The New York Police Department already relaxed its enforcement of many quality-of-life laws after years of enforcing exactly such laws led to record lows of crime in the once-much-grittier city, reports The New York Times.
This relaxation strategy wasn’t enough for city lawmakers.
“We know that the system has been really rigged against communities of color in particular,” council member Melissa Mark-Viverito, a Democrat, told the Times. “So the question has always been, what can we do in this job to minimize unnecessary interaction with the criminal justice system, so that these young people can really fulfill their potential?”
Full potential, right here.
And then there’s this…
Sleeping on the sidewalks in the vicinity of urban orcs is not a good idea.

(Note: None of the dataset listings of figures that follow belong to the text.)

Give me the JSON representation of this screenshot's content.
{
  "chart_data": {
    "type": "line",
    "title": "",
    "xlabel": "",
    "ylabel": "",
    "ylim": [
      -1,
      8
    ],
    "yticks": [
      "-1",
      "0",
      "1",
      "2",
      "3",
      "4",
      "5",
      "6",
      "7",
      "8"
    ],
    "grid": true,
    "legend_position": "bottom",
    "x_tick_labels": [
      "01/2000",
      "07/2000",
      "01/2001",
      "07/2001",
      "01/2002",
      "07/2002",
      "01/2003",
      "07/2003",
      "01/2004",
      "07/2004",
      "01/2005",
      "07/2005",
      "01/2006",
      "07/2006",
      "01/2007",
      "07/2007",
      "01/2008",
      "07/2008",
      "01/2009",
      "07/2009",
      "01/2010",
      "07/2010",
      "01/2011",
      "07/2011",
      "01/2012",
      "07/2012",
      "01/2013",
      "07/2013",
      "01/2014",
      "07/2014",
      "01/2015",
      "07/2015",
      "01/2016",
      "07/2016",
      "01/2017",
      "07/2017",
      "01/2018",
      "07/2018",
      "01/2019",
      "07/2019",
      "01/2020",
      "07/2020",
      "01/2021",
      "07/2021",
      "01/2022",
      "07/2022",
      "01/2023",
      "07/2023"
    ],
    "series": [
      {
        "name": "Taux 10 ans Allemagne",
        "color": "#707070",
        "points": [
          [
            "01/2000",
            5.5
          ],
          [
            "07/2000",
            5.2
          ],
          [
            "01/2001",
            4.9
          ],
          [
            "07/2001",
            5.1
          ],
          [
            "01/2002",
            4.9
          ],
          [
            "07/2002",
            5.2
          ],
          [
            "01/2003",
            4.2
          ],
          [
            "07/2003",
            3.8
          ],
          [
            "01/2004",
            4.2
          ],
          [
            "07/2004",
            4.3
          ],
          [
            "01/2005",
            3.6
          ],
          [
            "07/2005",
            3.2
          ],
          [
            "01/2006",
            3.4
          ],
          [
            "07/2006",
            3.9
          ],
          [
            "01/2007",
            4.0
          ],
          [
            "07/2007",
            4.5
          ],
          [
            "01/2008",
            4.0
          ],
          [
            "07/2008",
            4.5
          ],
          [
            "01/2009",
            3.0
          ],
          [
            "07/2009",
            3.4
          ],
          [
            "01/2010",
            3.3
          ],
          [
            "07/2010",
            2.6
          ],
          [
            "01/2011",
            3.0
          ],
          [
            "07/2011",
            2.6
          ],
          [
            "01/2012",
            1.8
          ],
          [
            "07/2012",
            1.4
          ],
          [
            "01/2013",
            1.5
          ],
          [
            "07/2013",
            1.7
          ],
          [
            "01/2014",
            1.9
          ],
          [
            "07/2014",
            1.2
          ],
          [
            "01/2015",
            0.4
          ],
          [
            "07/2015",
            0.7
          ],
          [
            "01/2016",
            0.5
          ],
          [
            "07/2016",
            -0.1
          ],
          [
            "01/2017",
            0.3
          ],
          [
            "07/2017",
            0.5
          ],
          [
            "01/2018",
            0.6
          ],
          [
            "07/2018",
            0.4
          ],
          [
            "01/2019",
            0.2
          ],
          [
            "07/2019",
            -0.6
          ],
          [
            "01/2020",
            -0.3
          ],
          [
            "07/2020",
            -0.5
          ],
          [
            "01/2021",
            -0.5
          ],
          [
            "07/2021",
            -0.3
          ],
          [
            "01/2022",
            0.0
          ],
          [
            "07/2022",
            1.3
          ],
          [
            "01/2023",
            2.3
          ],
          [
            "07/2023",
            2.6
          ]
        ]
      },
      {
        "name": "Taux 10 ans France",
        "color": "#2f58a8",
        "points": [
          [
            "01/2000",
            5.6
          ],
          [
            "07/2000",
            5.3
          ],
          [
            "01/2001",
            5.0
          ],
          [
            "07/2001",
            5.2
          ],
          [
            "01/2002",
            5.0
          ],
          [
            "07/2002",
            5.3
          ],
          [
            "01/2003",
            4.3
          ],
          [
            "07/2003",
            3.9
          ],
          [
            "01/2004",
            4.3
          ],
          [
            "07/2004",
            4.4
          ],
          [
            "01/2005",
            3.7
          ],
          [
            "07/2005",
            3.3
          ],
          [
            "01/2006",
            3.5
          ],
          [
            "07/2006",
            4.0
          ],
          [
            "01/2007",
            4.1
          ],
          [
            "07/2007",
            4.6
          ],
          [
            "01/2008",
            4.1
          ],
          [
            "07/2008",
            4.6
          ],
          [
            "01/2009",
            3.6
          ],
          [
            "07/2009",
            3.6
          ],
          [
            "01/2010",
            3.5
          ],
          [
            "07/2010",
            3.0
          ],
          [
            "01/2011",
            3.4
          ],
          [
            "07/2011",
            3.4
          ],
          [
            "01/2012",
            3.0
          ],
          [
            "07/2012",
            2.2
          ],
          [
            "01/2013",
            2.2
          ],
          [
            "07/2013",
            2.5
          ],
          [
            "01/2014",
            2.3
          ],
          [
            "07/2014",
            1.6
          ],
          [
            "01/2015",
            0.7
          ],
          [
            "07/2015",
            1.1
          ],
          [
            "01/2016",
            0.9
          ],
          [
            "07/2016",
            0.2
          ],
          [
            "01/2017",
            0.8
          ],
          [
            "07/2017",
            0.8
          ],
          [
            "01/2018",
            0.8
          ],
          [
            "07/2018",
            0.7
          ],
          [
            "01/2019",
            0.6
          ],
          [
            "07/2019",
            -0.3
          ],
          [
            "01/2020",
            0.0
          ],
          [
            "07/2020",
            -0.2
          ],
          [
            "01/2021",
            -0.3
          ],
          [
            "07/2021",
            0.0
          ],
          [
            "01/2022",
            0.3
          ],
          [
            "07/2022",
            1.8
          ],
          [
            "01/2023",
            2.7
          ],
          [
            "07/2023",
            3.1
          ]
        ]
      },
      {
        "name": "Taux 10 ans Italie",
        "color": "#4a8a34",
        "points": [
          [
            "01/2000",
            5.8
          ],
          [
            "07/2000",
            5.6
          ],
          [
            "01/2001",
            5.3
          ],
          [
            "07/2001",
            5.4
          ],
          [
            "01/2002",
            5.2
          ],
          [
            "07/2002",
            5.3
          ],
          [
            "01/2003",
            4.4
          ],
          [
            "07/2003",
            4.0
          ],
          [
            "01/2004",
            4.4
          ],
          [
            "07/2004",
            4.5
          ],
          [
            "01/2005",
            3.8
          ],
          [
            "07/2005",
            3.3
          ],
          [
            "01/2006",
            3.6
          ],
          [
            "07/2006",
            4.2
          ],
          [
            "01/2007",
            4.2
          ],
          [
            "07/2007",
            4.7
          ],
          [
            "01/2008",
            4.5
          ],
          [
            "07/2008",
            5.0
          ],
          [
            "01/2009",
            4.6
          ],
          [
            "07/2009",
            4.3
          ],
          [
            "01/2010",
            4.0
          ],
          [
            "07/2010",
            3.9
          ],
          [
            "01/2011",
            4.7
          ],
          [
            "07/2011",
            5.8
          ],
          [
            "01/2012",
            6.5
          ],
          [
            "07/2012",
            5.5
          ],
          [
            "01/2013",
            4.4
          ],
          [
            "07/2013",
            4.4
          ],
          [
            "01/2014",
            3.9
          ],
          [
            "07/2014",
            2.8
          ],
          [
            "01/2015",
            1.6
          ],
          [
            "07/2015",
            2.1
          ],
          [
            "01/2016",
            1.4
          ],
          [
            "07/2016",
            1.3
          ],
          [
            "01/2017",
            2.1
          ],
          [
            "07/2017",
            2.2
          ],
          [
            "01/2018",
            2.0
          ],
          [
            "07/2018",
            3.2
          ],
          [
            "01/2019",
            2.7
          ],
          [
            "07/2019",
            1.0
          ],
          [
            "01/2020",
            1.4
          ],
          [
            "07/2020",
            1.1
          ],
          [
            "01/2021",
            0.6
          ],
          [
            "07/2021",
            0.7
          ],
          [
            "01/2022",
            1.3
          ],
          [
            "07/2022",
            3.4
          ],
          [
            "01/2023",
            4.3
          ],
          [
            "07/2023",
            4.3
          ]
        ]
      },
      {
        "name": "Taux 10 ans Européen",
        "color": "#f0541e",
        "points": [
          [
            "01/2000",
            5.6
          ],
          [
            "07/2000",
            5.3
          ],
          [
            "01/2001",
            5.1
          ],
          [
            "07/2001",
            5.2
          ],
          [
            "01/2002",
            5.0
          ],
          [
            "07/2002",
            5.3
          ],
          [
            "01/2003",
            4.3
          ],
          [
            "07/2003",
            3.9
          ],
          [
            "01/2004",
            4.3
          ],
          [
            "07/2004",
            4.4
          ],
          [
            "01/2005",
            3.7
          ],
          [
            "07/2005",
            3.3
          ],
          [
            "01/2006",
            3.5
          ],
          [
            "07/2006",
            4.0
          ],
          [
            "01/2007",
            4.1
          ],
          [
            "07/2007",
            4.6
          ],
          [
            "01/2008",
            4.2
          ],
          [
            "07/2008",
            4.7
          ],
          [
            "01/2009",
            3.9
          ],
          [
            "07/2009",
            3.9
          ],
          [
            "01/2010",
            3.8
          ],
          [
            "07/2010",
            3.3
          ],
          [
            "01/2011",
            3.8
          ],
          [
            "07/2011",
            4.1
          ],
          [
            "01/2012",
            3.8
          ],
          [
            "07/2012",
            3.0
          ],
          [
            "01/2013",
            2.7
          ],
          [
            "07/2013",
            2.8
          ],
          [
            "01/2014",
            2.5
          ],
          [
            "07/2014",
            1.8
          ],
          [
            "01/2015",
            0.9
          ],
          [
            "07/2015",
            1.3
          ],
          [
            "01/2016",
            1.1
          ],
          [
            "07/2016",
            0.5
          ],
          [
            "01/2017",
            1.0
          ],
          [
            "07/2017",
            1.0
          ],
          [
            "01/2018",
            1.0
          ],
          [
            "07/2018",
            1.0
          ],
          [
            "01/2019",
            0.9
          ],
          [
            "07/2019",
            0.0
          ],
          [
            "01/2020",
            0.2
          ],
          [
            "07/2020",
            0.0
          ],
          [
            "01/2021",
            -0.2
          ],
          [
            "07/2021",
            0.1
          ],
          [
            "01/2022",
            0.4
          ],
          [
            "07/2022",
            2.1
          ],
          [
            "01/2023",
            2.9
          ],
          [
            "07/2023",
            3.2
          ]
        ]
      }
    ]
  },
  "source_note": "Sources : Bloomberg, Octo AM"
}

On Monday, Mark-Viverito and other council members will introduce a set of bills called the Criminal Justice Reform Act. The laws are designed to make several quality-of-life laws much more toothless. Misdemeanor crimes to be nearly-but-not-quite decriminalized include public urination, excessive noise, drinking in public, marijuana possession and miscellaneous public park-related infractions.
If passed, the new laws would encourage police not to arrest sidewalk tinklers and violators of the other laws. Instead, cops would usually give out civil summonses. Recipients would then be ordered to appear in a court managed by New York City’s Office of Administrative Trials and Hearings.
First-time offender fines would range from $25 to $250. People too poor to pay could instead perform community service.
Police would still retain the option of actually arresting offenders.
The police department has insisted on the option to arrest. Without it, they warn, keeping law and order will be much harder.
“We have been supportive of having a civil option for the police,” NYPD spokesman Stephen P. Davis told the Times. “Where appropriate, the civil option is probably going to be the go-to option,” he said, but police want to retain discretion to arrest.
Quality-of-life laws in general — and the problem of public urination in particular — have become a source of passionate debate in New York City during the last year as the administration of Mayor Bill de Blasio has taken root and, simultaneously, unseemly people and various guttersnipes have begun peeing, pooping and masturbating in public with considerable frequency.
NOW we’re seeing some badly needed tolerance and progression.
Over the summer, for example, the shenanigans of scruffy drifters were on full display behind a building on the small campus of The Cooper Union for the Advancement of Science and Art.
“I have seen drug deals, public urination, defecation, masturbation in broad daylight in the Taras Shevchenko alley,” a Cooper Union professor told The New York Post.
Bums across the city also praised de Blasio for rolling back enforcement against panhandling and public loitering. “I want to thank de Blasio for taking it easy on us. It’s easier for me to get by. Because of him, nobody bothers me,” one homeless man told the Post back in August.
De Blasio, who campaigned heavily on reducing homelessness, has remained publicly noncommittal on the quasi-decriminalization bill.
“The mayor has made a clear commitment to reducing unnecessary arrests while protecting the quality of life of all our residents,” de Blasio spokeswoman Monica Klein said in a milquetoast statement obtained by the Times.
The proposed Criminal Justice Reform Act is a significant step away from the “broken windows” principles of Mayor Rudy Giuliani, which initiated a dramatic drop in crime in New York City beginning in the early 1990s.